A lagosta pode ser considerada a cocaína das águas nordestinas. Grandes empresários exterminam os crustáceos e deixam os pescadores artesanais a ver navios.

14 de julho de 2005 · 19 anos atrás
  • Frederico Brandini

    Oceanógrafo e líder Avina que participou de várias expedições do Programa Antártico Brasileiro. Trabalhou como Professor do C...

No início de julho passei 10 dias na Praia de Peroba, município de Icapuí, no Ceará, desfrutando da hospitalidade de Bosco e Leinad Carbogin, um “casal 20” do terceiro setor cearense. Lá tudo se resume em falésias, dunas, praias e, obviamente, o marzão verde e muito vento alíseo de Nordeste. Em escala sazonal a paisagem pode até ser monótona pra quem vive ali. Mas a dinâmica caótica do vento, das ondas e da reflexão da luz solar dão conta da variedade cênica de hora em hora. A rapidez com que o sol nasce e se põe é surpreendente para quem está acostumado a viver nas latitudes do sul do país. É que os paralelos próximos ao Equador giram mais rápido para completar as 24 horas diárias de rotação terrestre em relação aos demais.

O Nordeste do Brasil é rico em radiação solar, mas banhado por águas quentes muito pobres em nutrientes. Nutriente é todo elemento químico sem os quais vegetais ou animais não crescem. É como o adubo na agricultura. No mar do Nordeste brasileiro a mãe natureza foi generosa com a radiação solar, mas economizou na oferta de nutrientes. E é com muita luz mas pouco nutriente que o mar nordestino abriga sua biodiversidade tropical. Água quente e transparente dá as condições ideais para a formação de extensos bancos de macroalgas. Algumas com exoesqueleto de carbonato de cálcio formando recifes calcáreos que dominam o fundo marinho desde próximo a costa até a faixa dos 90 metros de profundidade quando a luz, apesar da transparência da água, já não é suficiente para que o crescimento das algas supere a herbivoria dos peixes e invertebrados recifais. Essa floresta submersa sustenta a biodiversidade marinha nordestina sobre a qual sobrevivia fartamente a pesca artesanal de subsistência até meados do século passado (i.e., do século XX).

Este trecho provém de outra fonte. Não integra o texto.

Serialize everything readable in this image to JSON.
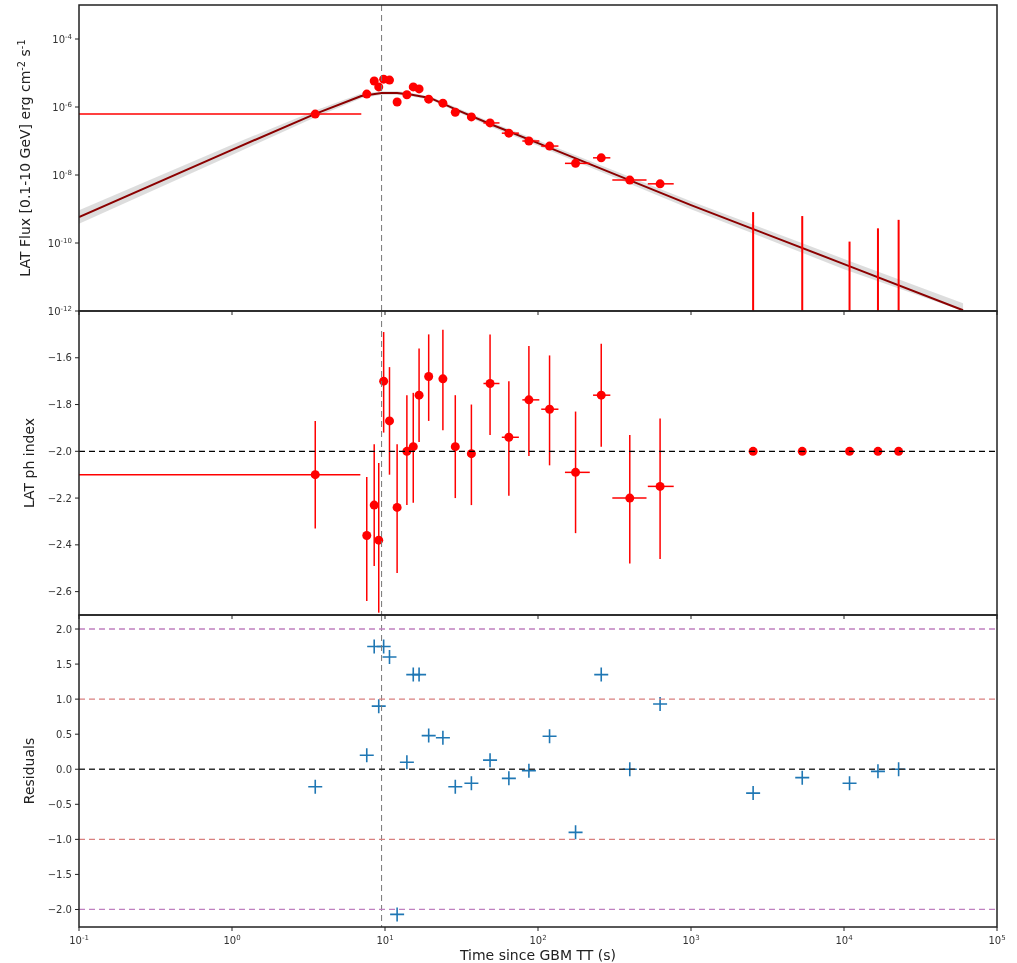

Na zona costeira domina uma flora arbustiva que começa na beira das falésias para o interior, disputando espaço com carnaúbas e cajueiros enormes. É a mata de tabuleiro, uma transição entre Mata Atlântica e Caatinga. Nas praias dominam coqueiros e estolões de Hipomaea, uma vegetação pioneira de dunas. Sobre esse cenário biótico vivem moradores locais, em sua maioria pescadores que vivem, ou melhor, sobrevivem da pesca artesanal.

Reginaldo é um bom exemplo do pescador vitimado pela escassez da lagosta e da ação da pesca predatória com compressor. Ele chegou com o vento da tarde e estava estacionando seu paquete, uma jangada pequena, no supralitoral arenoso, quando me aproximei com aquele arzinho de hipocrisia diplomática e perguntei: “Como é bonito aqui, né moço? Pegou alguma coisa?” Na verdade, eu estava interessado em saber se ele tinha pego alguma lagosta. Não tinha. Mas se o meu problema era matar a vontade de comer lagosta, ele disse que tinha duas no “frizi”. O jantar em sua casa e a conversa de pescador após o café foi a maneira mais espontânea de entrar em contato com a realidade do dia-a-dia do pescador artesanal nordestino que, exceto pelos protagonistas fictícios das mini-séries e novelas da televisão brasileira, é uma das classes sociais que continua totalmente esquecida pelos nossos governantes.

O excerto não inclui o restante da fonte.